You’ve got to be kidding!

In Lent 23 by Bruce LogueLeave a Comment

“But I warn you—unless your righteousness is better than the righteousness of the teachers of religious law and the Pharisees, you will never enter the Kingdom of Heaven!”

Matthew 5:20

Leo Tolstoy, a Russian writer who is regarded as one of the greatest authors of all time, was deeply affected by the Sermon on the Mount. Commenting about Matthew 5:20, Tolstoy said there were two ways to orient oneself to God’s moral guidance.

The first way consists in focusing on the objects a person encounters, being guided by them. This first way is the way of external rules by which a man must be guided in life. Without the external objects (in this case, the law) there is no guidance.

Tolstoy said the second way is to give a man a moral compass that he carries with him at all times. By this compass, the man may observe one immutable direction, indicated by the hand of the compass. Every movement away from that direction is evident in the movement of the compass hand. Think of that one direction as true north. The ideal life. It enables the man to orient his life to an ideal rather than to rules and other externals. The ideal, in this case, is Jesus and the life to which he calls us.

When Jesus calls us to love one another, he is not giving us a rule, but rather a transcending idea that includes all moral and social instruction. Tolstoy said that the first way of focusing on objects is like a man who is standing in the light of a lamp post. If he moves, he moves out of the light.

However, the man who is governed by the second way is like a man carrying a lamp on a long pole. The lamp is always before him, and it continually opens up the world ahead of him.

When Jesus told the crowds that their righteousness had to exceed the righteousness of the religious leaders, he was talking about having a moral compass that resides within them rather than only having a set of religious laws that exist, primarily, outside them. So, a person understands that, governed only by externals, he can say, “I have never killed anyone.” Even so, a person may harbor internal hatred and disregard.

Jeremiah predicted this new orientation away from externals toward heart-felt, internal guidance.
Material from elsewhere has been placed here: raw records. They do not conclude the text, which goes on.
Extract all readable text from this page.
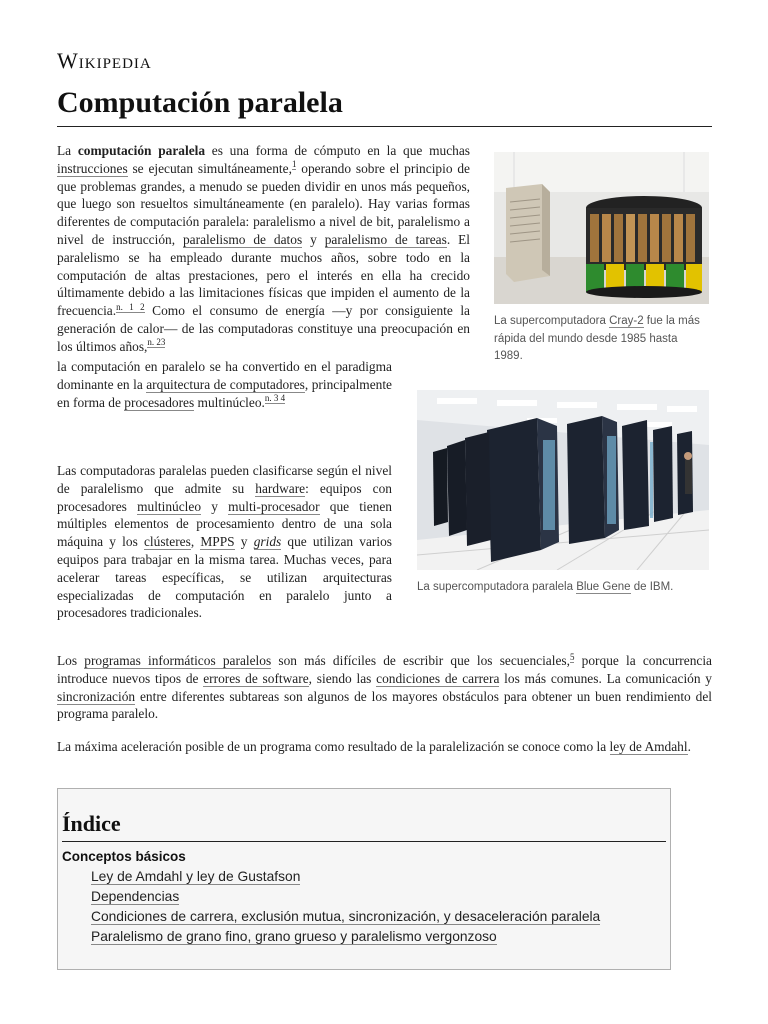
Wikipedia
Computación paralela

La computación paralela es una forma de cómputo en la que muchas instrucciones se ejecutan simultáneamente,$^1$ operando sobre el principio de que problemas grandes, a menudo se pueden dividir en unos más pequeños, que luego son resueltos simultáneamente (en paralelo). Hay varias formas diferentes de computación paralela: paralelismo a nivel de bit, paralelismo a nivel de instrucción, paralelismo de datos y paralelismo de tareas. El paralelismo se ha empleado durante muchos años, sobre todo en la computación de altas prestaciones, pero el interés en ella ha crecido últimamente debido a las limitaciones físicas que impiden el aumento de la frecuencia.$^{n. 1}$ $^2$ Como el consumo de energía —y por consiguiente la generación de calor— de las computadoras constituye una preocupación en los últimos años,$^{n. 23}$

La supercomputadora Cray-2 fue la más rápida del mundo desde 1985 hasta 1989.

la computación en paralelo se ha convertido en el paradigma dominante en la arquitectura de computadores, principalmente en forma de procesadores multinúcleo.$^{n. 3}$ $^4$

La supercomputadora paralela Blue Gene de IBM.

Las computadoras paralelas pueden clasificarse según el nivel de paralelismo que admite su hardware: equipos con procesadores multinúcleo y multi-procesador que tienen múltiples elementos de procesamiento dentro de una sola máquina y los clústeres, MPPS y grids que utilizan varios equipos para trabajar en la misma tarea. Muchas veces, para acelerar tareas específicas, se utilizan arquitecturas especializadas de computación en paralelo junto a procesadores tradicionales.

Los programas informáticos paralelos son más difíciles de escribir que los secuenciales,$^5$ porque la concurrencia introduce nuevos tipos de errores de software, siendo las condiciones de carrera los más comunes. La comunicación y sincronización entre diferentes subtareas son algunos de los mayores obstáculos para obtener un buen rendimiento del programa paralelo.

La máxima aceleración posible de un programa como resultado de la paralelización se conoce como la ley de Amdahl.

Índice
Conceptos básicos
Ley de Amdahl y ley de Gustafson
Dependencias
Condiciones de carrera, exclusión mutua, sincronización, y desaceleración paralela
Paralelismo de grano fino, grano grueso y paralelismo vergonzoso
God spoke through Jeremiah these words.

This is the covenant that I will make with the house of Israel….I will put my law within them, and I will write it on their hearts; and I will be their God, and they shall be my people. No longer shall they teach one another, or say to each other, ‘Know the Lord,’ for they shall all know me, from the least of them to the greatest…”

Jeremiah 31:33-34

Jesus told his audience that it is not enough to have a set of laws. Jesus explained that God intended for the moral and spiritual code given by God to Israel was intended to be internally transforming – exceeding the external, law-based righteousness of the religious leaders.

More like carrying a lantern rather than being confined to a light on a post.

Prayer: O God our Father, you created our world in perfection, beauty, and innocence. Yet we were full of pride and self-centeredness, believing that we knew better how to live in this world. Instead, we dumbed it down, turned it into something second rate, and mediocre. And now you have asked us to do better, exceed, and strive for a better righteousness. Please help us to quit being satisfied with so little and give all our energy and focus to being more like you. In Jesus’ name. Amen.